A $400,000 grant for the expansion of a diversion program, through the office of Prosecutor Brigham Anderson, could help the court send non-violent offenders into treatment rather than to jail. But only if their offense isn’t possession of or trafficking in drugs.
If, for instance, a person is picked up for shoplifting or finds themself in court for violating their community control sanctions, and has done so because of their addiction, this program seeks to find them treatment, to break the cycle, rather than putting them in the revolving door of the penal system.
“The Prosecutorial Diversion Program started in April of (2016),” Anderson explained. “We’re applying, initially, through DRC for grant dollars to expand that program to eventually help in the courts, drug court, as it starts. Now we don’t have a drug court yet, but as they start the program, we’re hoping to transition some of these low level, non-violent offenders into both the diversion program and the drug court.
“One of the issues with the diversion program,” Anderson continued, “is people who are charged with possession of heroin, possession of pills, possession of marijuana, possession of meth, are not eligible under the law to enter the diversion program.”
Those who are eligible, Anderson explained, are those charged with theft or other crimes.
“Almost everybody else,” he said, “but drug possession is not an eligible offense for the diversion program. The reason the legislature did it that way is so that there can still be a drug court. So they don’t compete with each other. So we’re going to start using these dollars, if we’re awarded the grant money, to start doing treatment in lieu of convictions, start these people on a treatment path even before the specialized drug court docket gets certified through the Supreme Court, and we’re hoping that the more of those we do, the quicker that Judge Ballard can get his (drug court) certified through the Ohio Supreme Court.”
There is also a cost saving element involved in keeping people out of overcrowded jails.
“The ultimate goal is to get these low level non-violent offenders off drugs,” Anderson said. “It serves a multitude of purposes, but one, if you send them to prison it typically makes them better criminals. It doesn’t treat their drug problem. So if we can treat their problem, get them off drugs, get them a job, get them a home, get them away from the crowd they were hanging with that got them into the situation, then they’re tax paying members of the community instead of just being a drain on it.”
It’s helping remove the stressors that lead to drug abuse, Anderson explained, rather than reinforcing them.
“There is also empirical evidence that you can find,” added Ballard, “that actually shows when you sentence these low level, non-violent felony drug offenders to prison, it worsens the condition. It doesn’t rehab these people. It doesn’t make them come out and be productive members of society. It actually makes them worse off than when they went in.”

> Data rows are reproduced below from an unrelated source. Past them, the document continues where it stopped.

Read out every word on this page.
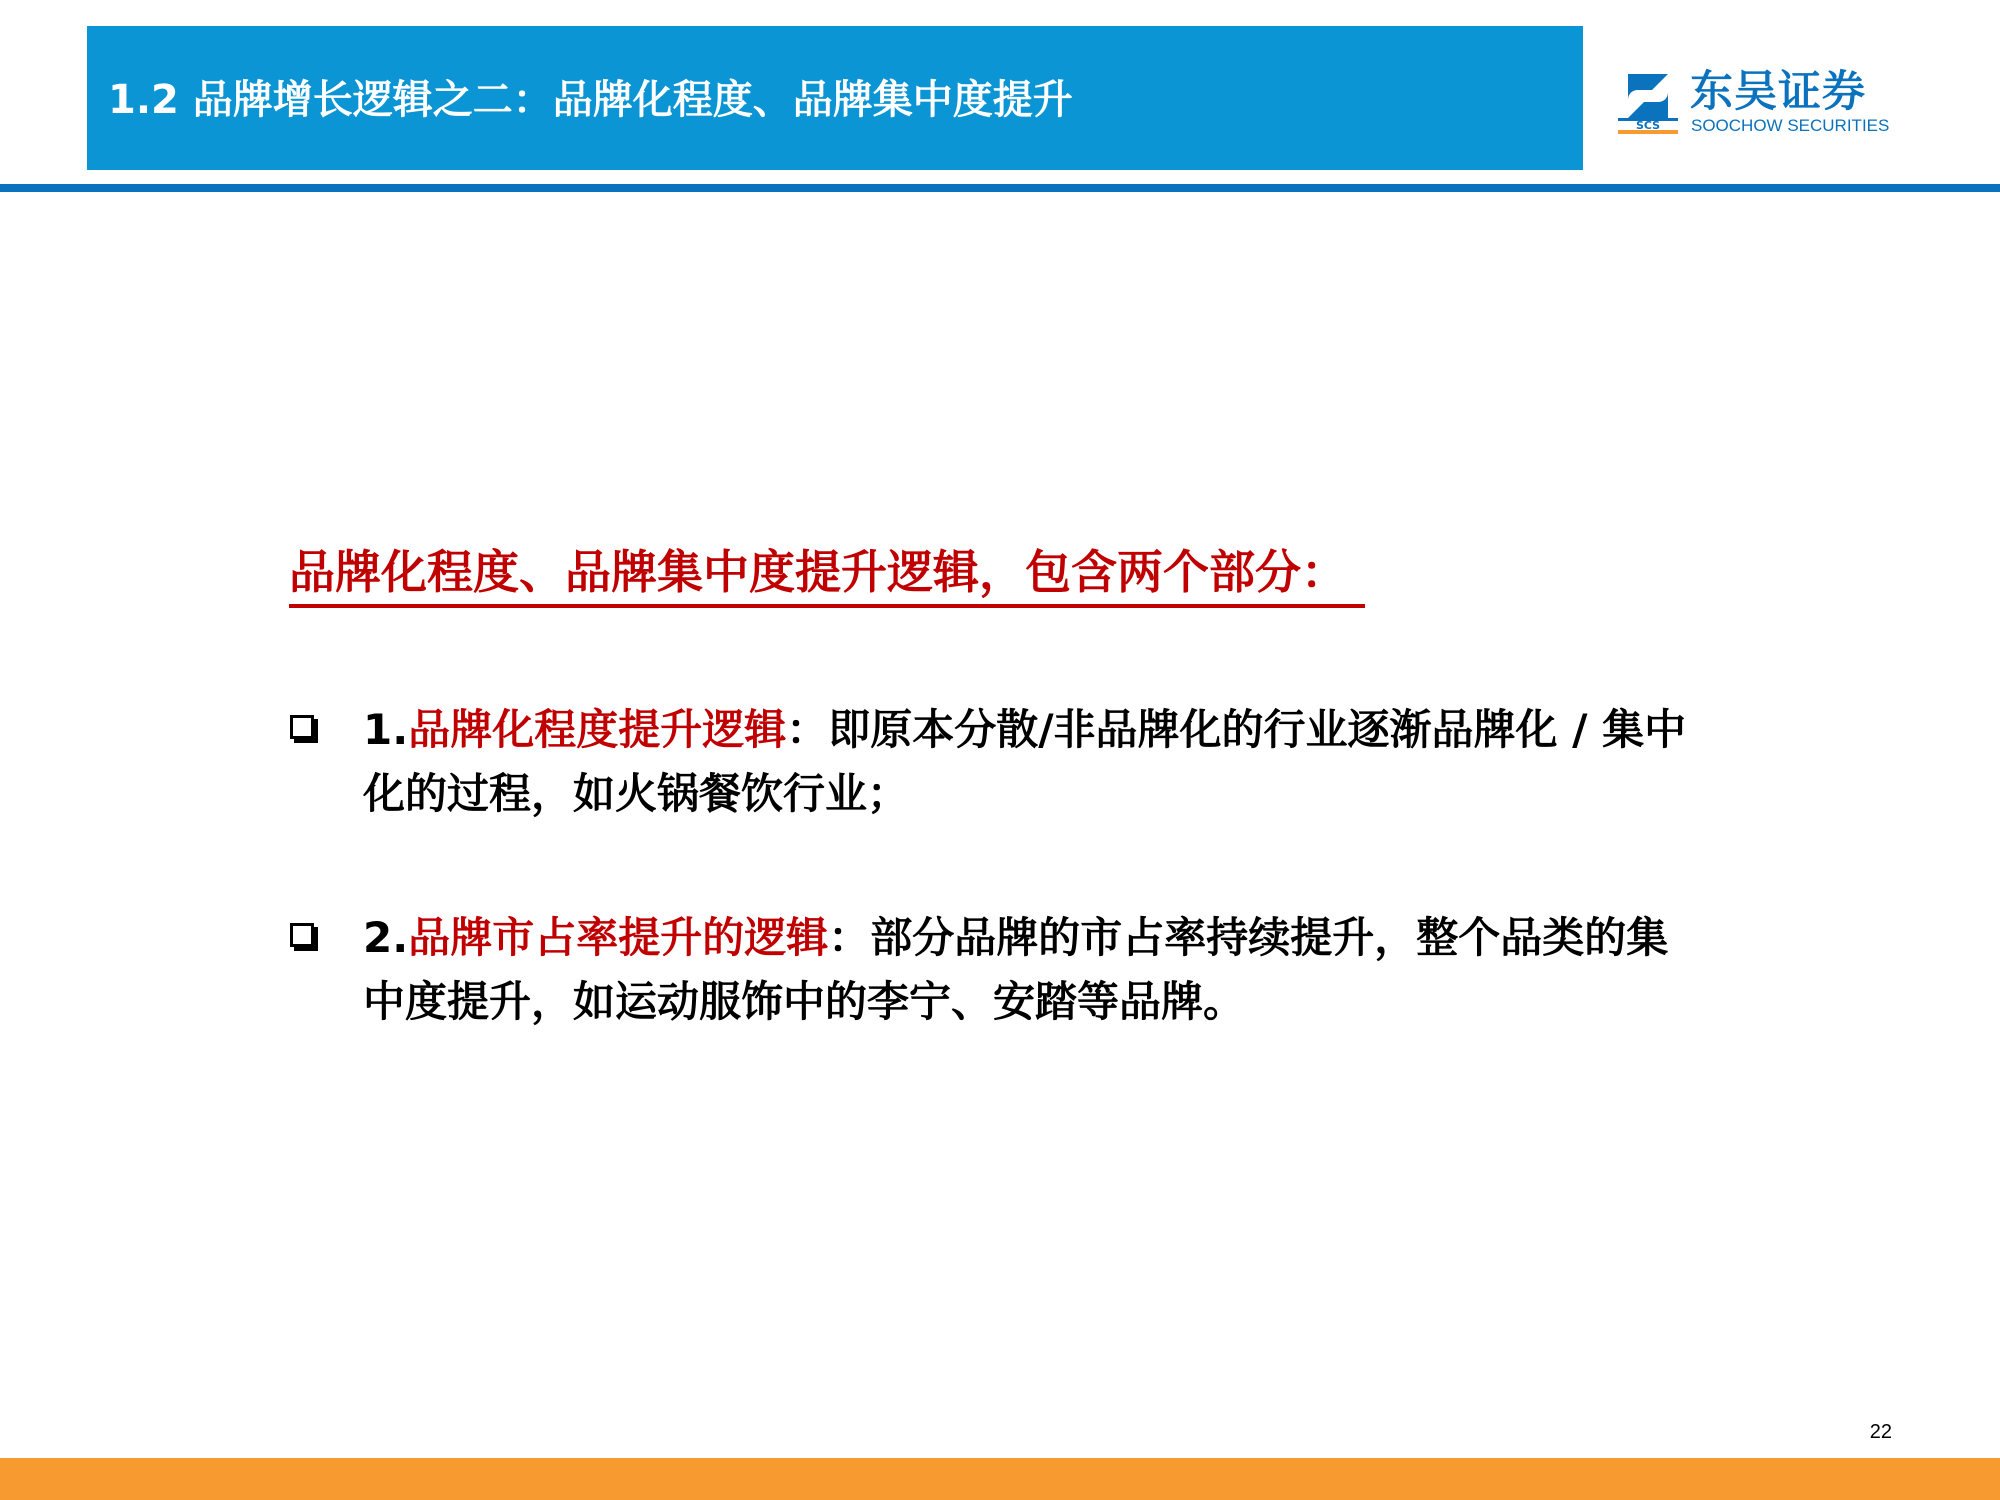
1.2 品牌增长逻辑之二：品牌化程度、品牌集中度提升
SCS
东吴证券
SOOCHOW SECURITIES
品牌化程度、品牌集中度提升逻辑，包含两个部分：
1.品牌化程度提升逻辑：即原本分散/非品牌化的行业逐渐品牌化 / 集中化的过程，如火锅餐饮行业；
2.品牌市占率提升的逻辑：部分品牌的市占率持续提升，整个品类的集中度提升，如运动服饰中的李宁、安踏等品牌。
22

Getting the drugs out of their system and detoxing in jail aren’t enough, Ballard explained, if the stressors that lead to drug use in the first place aren’t addressed, as they are in treatment programs. In fact, it can make things even worse.

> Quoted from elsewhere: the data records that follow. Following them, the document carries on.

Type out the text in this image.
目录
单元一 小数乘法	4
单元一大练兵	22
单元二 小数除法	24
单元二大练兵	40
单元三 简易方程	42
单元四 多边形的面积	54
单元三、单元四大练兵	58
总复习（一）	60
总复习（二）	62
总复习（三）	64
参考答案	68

“That is a big factor that increases overdose rates,” Ballard said. “Because you see people that have built up a tolerance to heroin… So they’re taking more heroin when they go to prison. They get out of prison, they remember the amount they took before they went in. So they went in, they detoxed, they clean out but they’ve gotten no therapeutic support. They come out and they look to score immediately, and they put a needle in their arm with the same amount of heroin the were ingesting before they went in… then they are unresponsive, the victim of an overdose because they put too much heroin in their system.”
Anderson explained that what treatment facilities offer that prison doesn’t is structure and direct treatment of the problem.

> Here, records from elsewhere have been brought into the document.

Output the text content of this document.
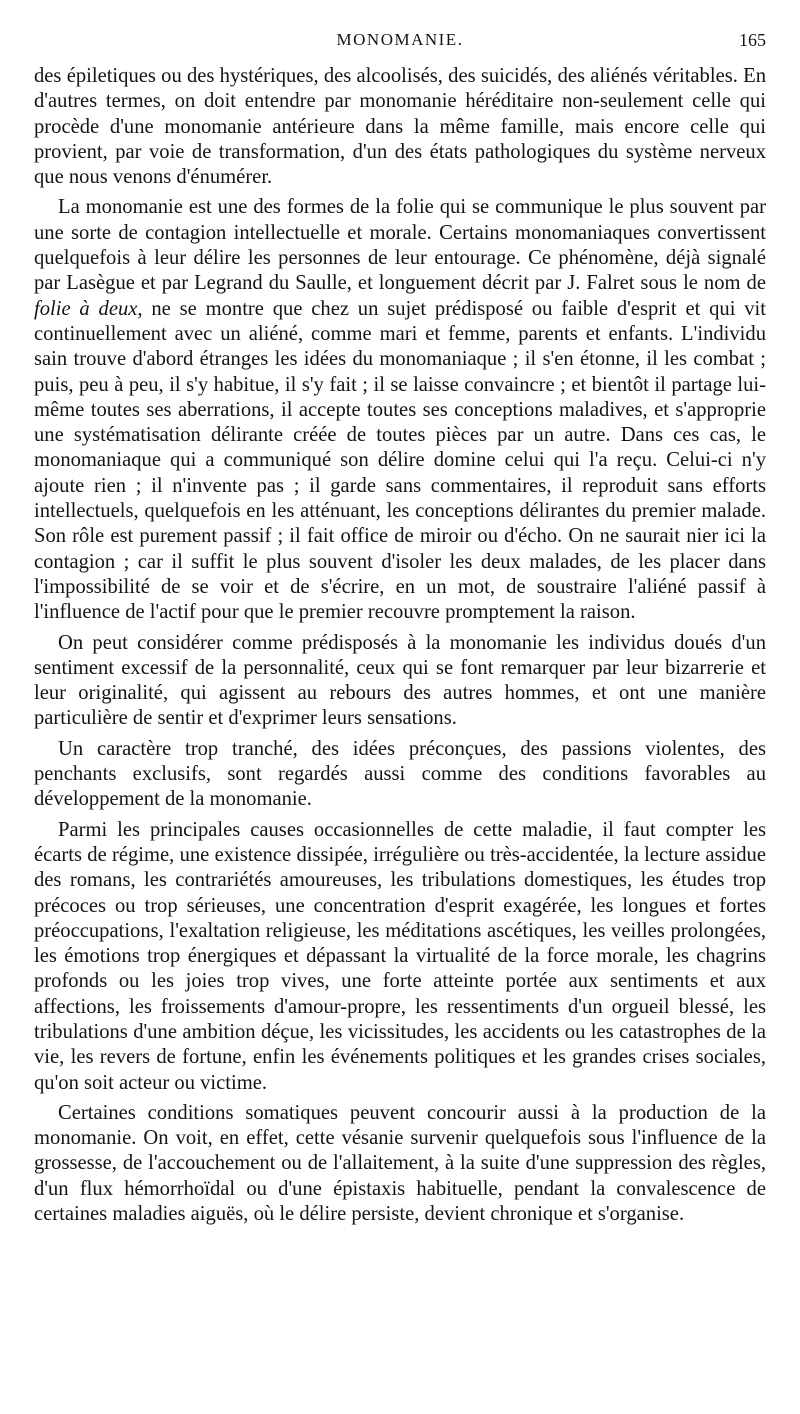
MONOMANIE.	165

des épiletiques ou des hystériques, des alcoolisés, des suicidés, des aliénés véritables. En d'autres termes, on doit entendre par monomanie héréditaire non-seulement celle qui procède d'une monomanie antérieure dans la même famille, mais encore celle qui provient, par voie de transformation, d'un des états pathologiques du système nerveux que nous venons d'énumérer.

La monomanie est une des formes de la folie qui se communique le plus souvent par une sorte de contagion intellectuelle et morale. Certains monomaniaques convertissent quelquefois à leur délire les personnes de leur entourage. Ce phénomène, déjà signalé par Lasègue et par Legrand du Saulle, et longuement décrit par J. Falret sous le nom de folie à deux, ne se montre que chez un sujet prédisposé ou faible d'esprit et qui vit continuellement avec un aliéné, comme mari et femme, parents et enfants. L'individu sain trouve d'abord étranges les idées du monomaniaque ; il s'en étonne, il les combat ; puis, peu à peu, il s'y habitue, il s'y fait ; il se laisse convaincre ; et bientôt il partage lui-même toutes ses aberrations, il accepte toutes ses conceptions maladives, et s'approprie une systématisation délirante créée de toutes pièces par un autre. Dans ces cas, le monomaniaque qui a communiqué son délire domine celui qui l'a reçu. Celui-ci n'y ajoute rien ; il n'invente pas ; il garde sans commentaires, il reproduit sans efforts intellectuels, quelquefois en les atténuant, les conceptions délirantes du premier malade. Son rôle est purement passif ; il fait office de miroir ou d'écho. On ne saurait nier ici la contagion ; car il suffit le plus souvent d'isoler les deux malades, de les placer dans l'impossibilité de se voir et de s'écrire, en un mot, de soustraire l'aliéné passif à l'influence de l'actif pour que le premier recouvre promptement la raison.

On peut considérer comme prédisposés à la monomanie les individus doués d'un sentiment excessif de la personnalité, ceux qui se font remarquer par leur bizarrerie et leur originalité, qui agissent au rebours des autres hommes, et ont une manière particulière de sentir et d'exprimer leurs sensations.

Un caractère trop tranché, des idées préconçues, des passions violentes, des penchants exclusifs, sont regardés aussi comme des conditions favorables au développement de la monomanie.

Parmi les principales causes occasionnelles de cette maladie, il faut compter les écarts de régime, une existence dissipée, irrégulière ou très-accidentée, la lecture assidue des romans, les contrariétés amoureuses, les tribulations domestiques, les études trop précoces ou trop sérieuses, une concentration d'esprit exagérée, les longues et fortes préoccupations, l'exaltation religieuse, les méditations ascétiques, les veilles prolongées, les émotions trop énergiques et dépassant la virtualité de la force morale, les chagrins profonds ou les joies trop vives, une forte atteinte portée aux sentiments et aux affections, les froissements d'amour-propre, les ressentiments d'un orgueil blessé, les tribulations d'une ambition déçue, les vicissitudes, les accidents ou les catastrophes de la vie, les revers de fortune, enfin les événements politiques et les grandes crises sociales, qu'on soit acteur ou victime.

Certaines conditions somatiques peuvent concourir aussi à la production de la monomanie. On voit, en effet, cette vésanie survenir quelquefois sous l'influence de la grossesse, de l'accouchement ou de l'allaitement, à la suite d'une suppression des règles, d'un flux hémorrhoïdal ou d'une épistaxis habituelle, pendant la convalescence de certaines maladies aiguës, où le délire persiste, devient chronique et s'organise.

“In prison you get three hots and a cot,” he said.
However the diversion programs offer structure in a regimented system, job training, and mental health treatment to address these underlying issues of abuse.
“Substance abuse often has underlying issues,” Anderson said. “You have to change the way these people think, the way that they live, and the way that they generally operate in day to day life.
So that is the difference. If you send them to prison they aren’t getting any of that. If they are in this intensive, therapeutic setting, then they are getting that structure that they don’t otherwise have.”